Mas, não desesperais, caro leitor! Eis uma continuação do Pequeno Manual da Pesquisite, publicado originalmente neste Observatório [3/4/02, remissão abaixo], que também contém "tudo o que você gostaria de conhecer sobre pesquisas eleitorais e morre de medo de ficar sabendo". A seguir algumas perguntas ? hipotéticas, por supuesto, mas, digamos, "reais"
** A ascensão de candidatos da oposição nas pesquisas prejudica o desempenho econômico do Brasil lá fora, e abala o cenário financeiro (bolsas, negócios, cotação do dólar) aqui dentro? [pergunta Antonio Kandir, ex-secretário do governo Collor ? trad.
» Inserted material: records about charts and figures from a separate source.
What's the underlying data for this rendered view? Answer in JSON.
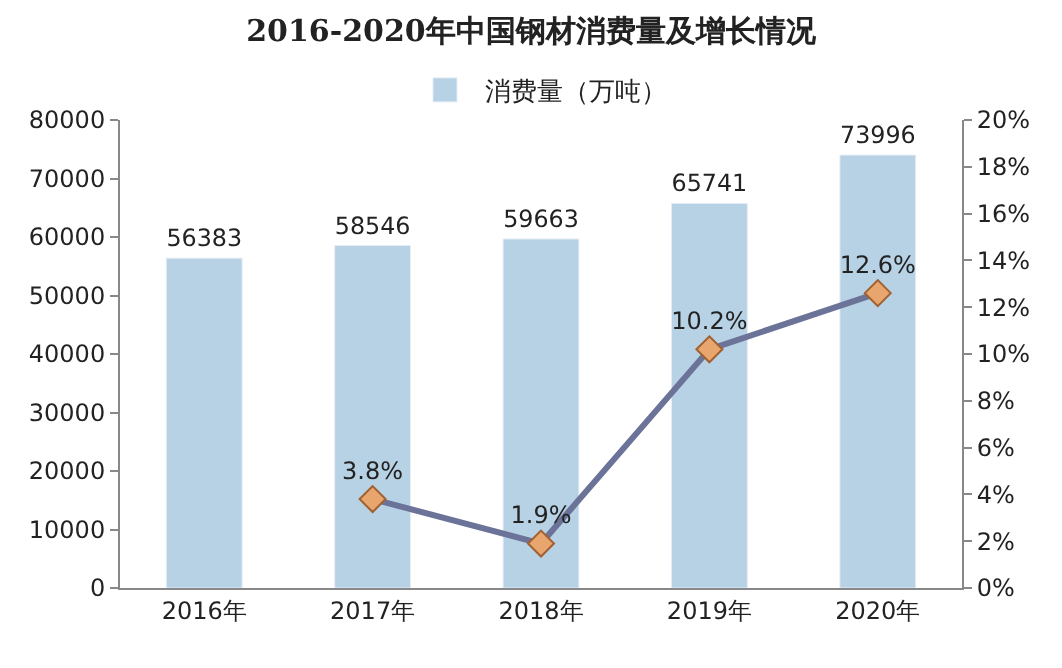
{
  "chart_data": {
    "type": "bar",
    "title": "2016-2020年中国钢材消费量及增长情况",
    "categories": [
      "2016年",
      "2017年",
      "2018年",
      "2019年",
      "2020年"
    ],
    "series": [
      {
        "name": "消费量（万吨）",
        "color": "#b7d1e5",
        "values": [
          56383,
          58546,
          59663,
          65741,
          73996
        ],
        "value_labels": [
          "56383",
          "58546",
          "59663",
          "65741",
          "73996"
        ]
      },
      {
        "type": "line",
        "axis": "y2",
        "color": "#6b7398",
        "marker": "diamond",
        "values": [
          null,
          3.8,
          1.9,
          10.2,
          12.6
        ],
        "value_labels": [
          null,
          "3.8%",
          "1.9%",
          "10.2%",
          "12.6%"
        ]
      }
    ],
    "ylim": [
      0,
      80000
    ],
    "yticks": [
      0,
      10000,
      20000,
      30000,
      40000,
      50000,
      60000,
      70000,
      80000
    ],
    "y2lim": [
      0,
      20
    ],
    "y2ticks": [
      {
        "value": 0,
        "label": "0%"
      },
      {
        "value": 2,
        "label": "2%"
      },
      {
        "value": 4,
        "label": "4%"
      },
      {
        "value": 6,
        "label": "6%"
      },
      {
        "value": 8,
        "label": "8%"
      },
      {
        "value": 10,
        "label": "10%"
      },
      {
        "value": 12,
        "label": "12%"
      },
      {
        "value": 14,
        "label": "14%"
      },
      {
        "value": 16,
        "label": "16%"
      },
      {
        "value": 18,
        "label": "18%"
      },
      {
        "value": 20,
        "label": "20%"
      }
    ],
    "legend": "top"
  }
}
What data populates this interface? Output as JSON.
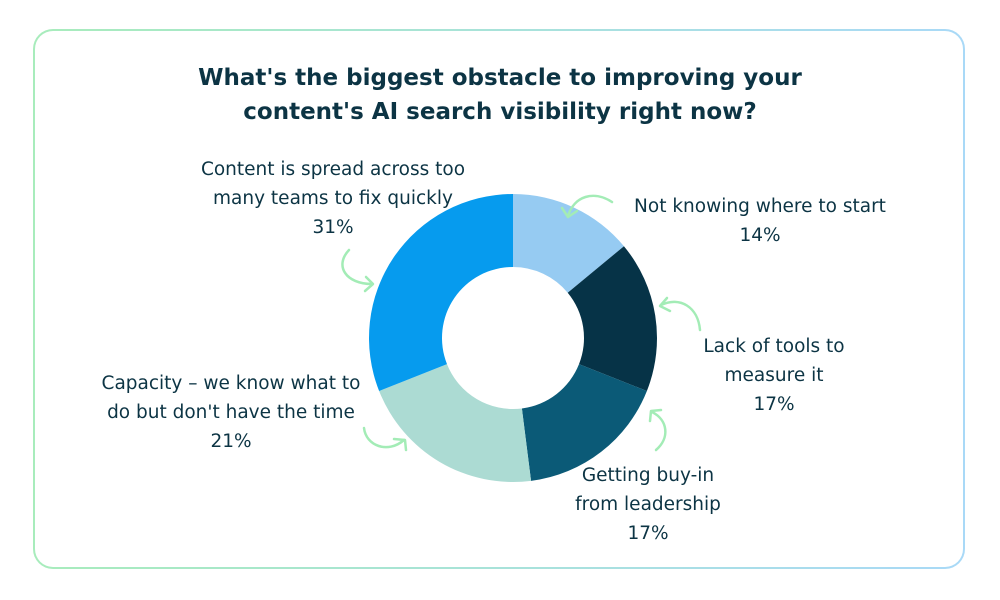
{
  "chart_data": {
    "type": "pie",
    "subtype": "donut",
    "title_lines": [
      "What's the biggest obstacle to improving your",
      "content's AI search visibility right now?"
    ],
    "slices": [
      {
        "label_lines": [
          "Not knowing where to start"
        ],
        "value": 14,
        "value_label": "14%",
        "color": "#96cbf2"
      },
      {
        "label_lines": [
          "Lack of tools to",
          "measure it"
        ],
        "value": 17,
        "value_label": "17%",
        "color": "#063347"
      },
      {
        "label_lines": [
          "Getting buy-in",
          "from leadership"
        ],
        "value": 17,
        "value_label": "17%",
        "color": "#0b5a77"
      },
      {
        "label_lines": [
          "Capacity – we know what to",
          "do but don't have the time"
        ],
        "value": 21,
        "value_label": "21%",
        "color": "#acdbd3"
      },
      {
        "label_lines": [
          "Content is spread across too",
          "many teams to fix quickly"
        ],
        "value": 31,
        "value_label": "31%",
        "color": "#069bee"
      }
    ],
    "legend": "none",
    "arrow_color": "#a3ecb6"
  },
  "card": {
    "border_gradient": [
      "#a8ecbc",
      "#a9d9f7"
    ]
  }
}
Zélia Cardoso de Melo]
Sim, sim. E a mídia adora isso. Os gringos têm uns números com uns nomes complicados, como indexes, ratings, players, dealers, global trading, and so on, que a indiarada daqui acha lovely e acredita piamente que são a expressão cristalina e cool da verdade absoluta. E a gente está sempre bad nessas notas, e por isso mesmo acaba ficando pior, e, em casos como o da Argentina, vai ao pau (nos dois sentidos) e não passa de ano. The problem is que isto é um jogo hard, bruto, e chama-se especulação ? uma das pragas do capitalismo. Parece que estes números não olharam so close para seu próprio país de origem (o tal do zero risk), que andou perdendo só uns 25% do PIB (deles), umas três vezes o PIB (nosso), nas últimas semanas. Jogar na bolsa é uma espécie de esporte nacional dos americanos, e brake the face faz parte do game. Mas lá não tem nenhum Proer para ressuscitar as vítimas de cirurgias contábeis, e a Economic Box deles não demora um século para liberar qualquer tungada no bolso dos gringos. Você pode até dizer well done e "quanto mais alto o coqueiro…", mas o coco acaba caindo over our heads. E com força, já que, para eles, nós somos desprezíveis emerging economies (outro nome para cucarachas).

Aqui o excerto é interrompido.